Os bairros que se destacaram negativamente foram:
- Ipiranga: 59 → 71 (+20,3%), com furto +13 e roubo −1.
- Vila Matilde: 43 → 52 (+20,9%), com furto +10 e roubo −1.
- São Mateus: 46 → 54 (+17,4%), com furto +7 e roubo +1.
- Penha: 38 → 44 (+15,8%), com furto +4 e roubo +2.
TOP 10 – 2025 Marcas/Modelos Selecionados Logística
| Modelo | Total 2024 | Total 2025 | Variação % |
| FIAT/STRADA VOLCANO 13CD | 333 | 231 | -30,6% |
| I/TOYOTA HILUX CDSRXA4FD | 268 | 230 | -14,2% |
| FIAT/STRADA FREEDOM 13CS | 210 | 217 | +3,3% |
| I/TOYOTA HILUX SWSRXA4FD | 129 | 121 | -6,2% |
| I/TOYOTA HILUX CDSRVA4FD | 124 | 113 | -8,9% |
| VW/NOVA SAVEIRO RB MBVS | 131 | 112 | -14,5% |
| FIAT/FIORINO IE | 133 | 109 | -18,0% |
| CHEVROLET/MONTANA LS | 99 | 104 | +5,1% |
| FIAT/STRADA ENDURANCE CS | 85 | 94 | +10,6% |
| FIAT/STRADA FREEDOM 13CD | 97 | 94 | -3,1% |
As maiores quedas concentram-se em versões topo de linha (Strada Volcano e Hilux CDSRXA4FD), enquanto os crescimentos ocorrem em versões intermediárias ou de entrada. “Observamos uma adaptação estratégica, com possível migração entre versões de mesma família em função de disponibilidade e difusão no mercado. O resultado aponta para uma manutenção da predominância de picapes compactas e médias no ranking”, alerta Erivaldo Vieira. Ele conclui: “Este monitoramento é vital para transformar o diagnóstico inicial em inteligência aplicada, capaz de proteger a infraestrutura logística e combater o crime patrimonial de forma eficaz”.

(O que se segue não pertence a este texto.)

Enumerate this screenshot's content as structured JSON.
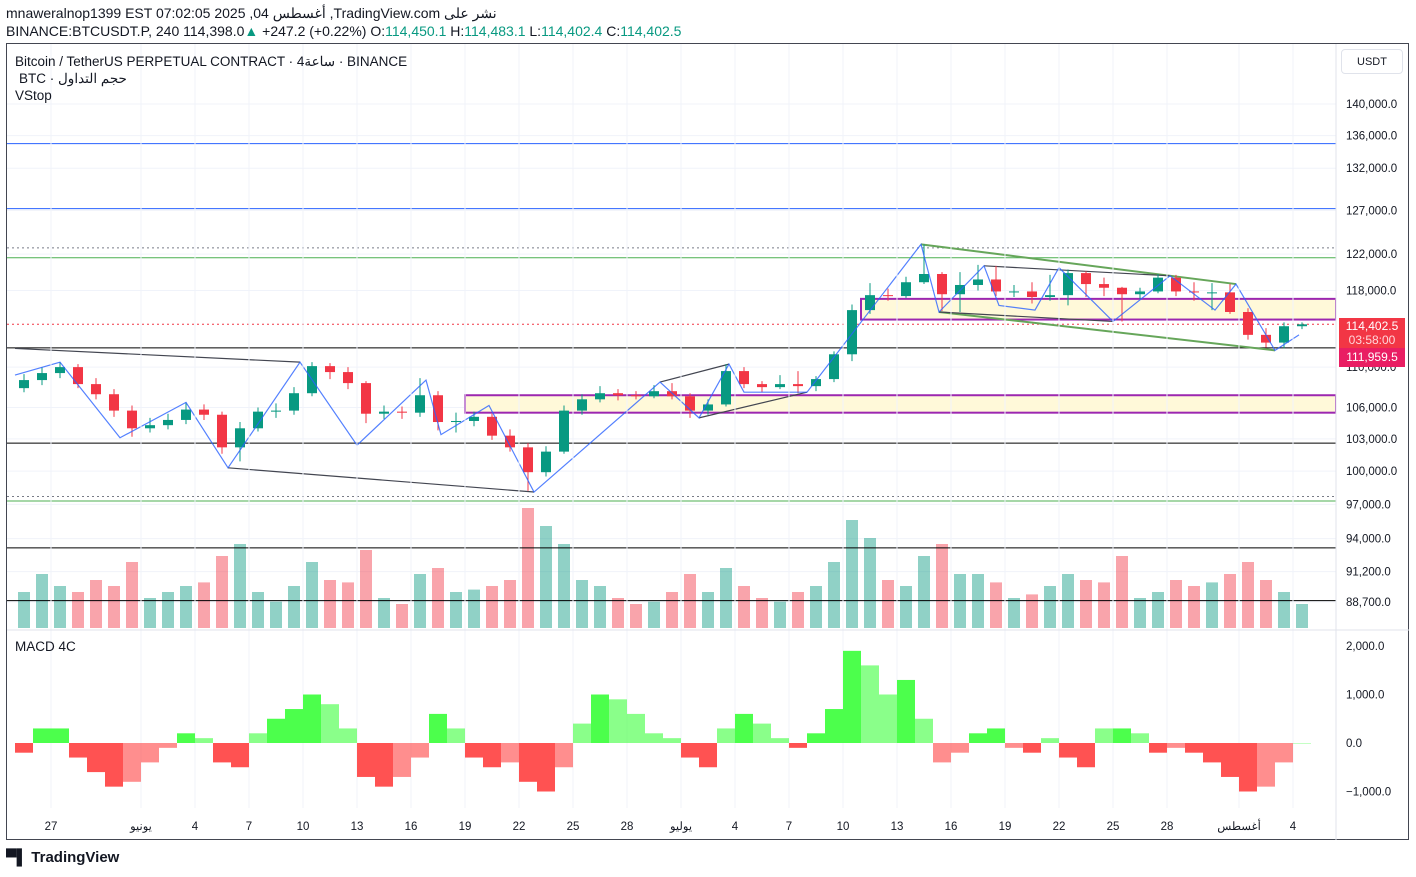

O gerente de Comando e Monitoramento do Grupo Tracker reforça que os criminosos estão em constante evolução, “por isso, é fundamental que as empresas de rastreamento também evoluam continuamente, investindo em tecnologia, inteligência e estratégia para garantir maior segurança, proteção patrimonial e tranquilidade aos clientes”.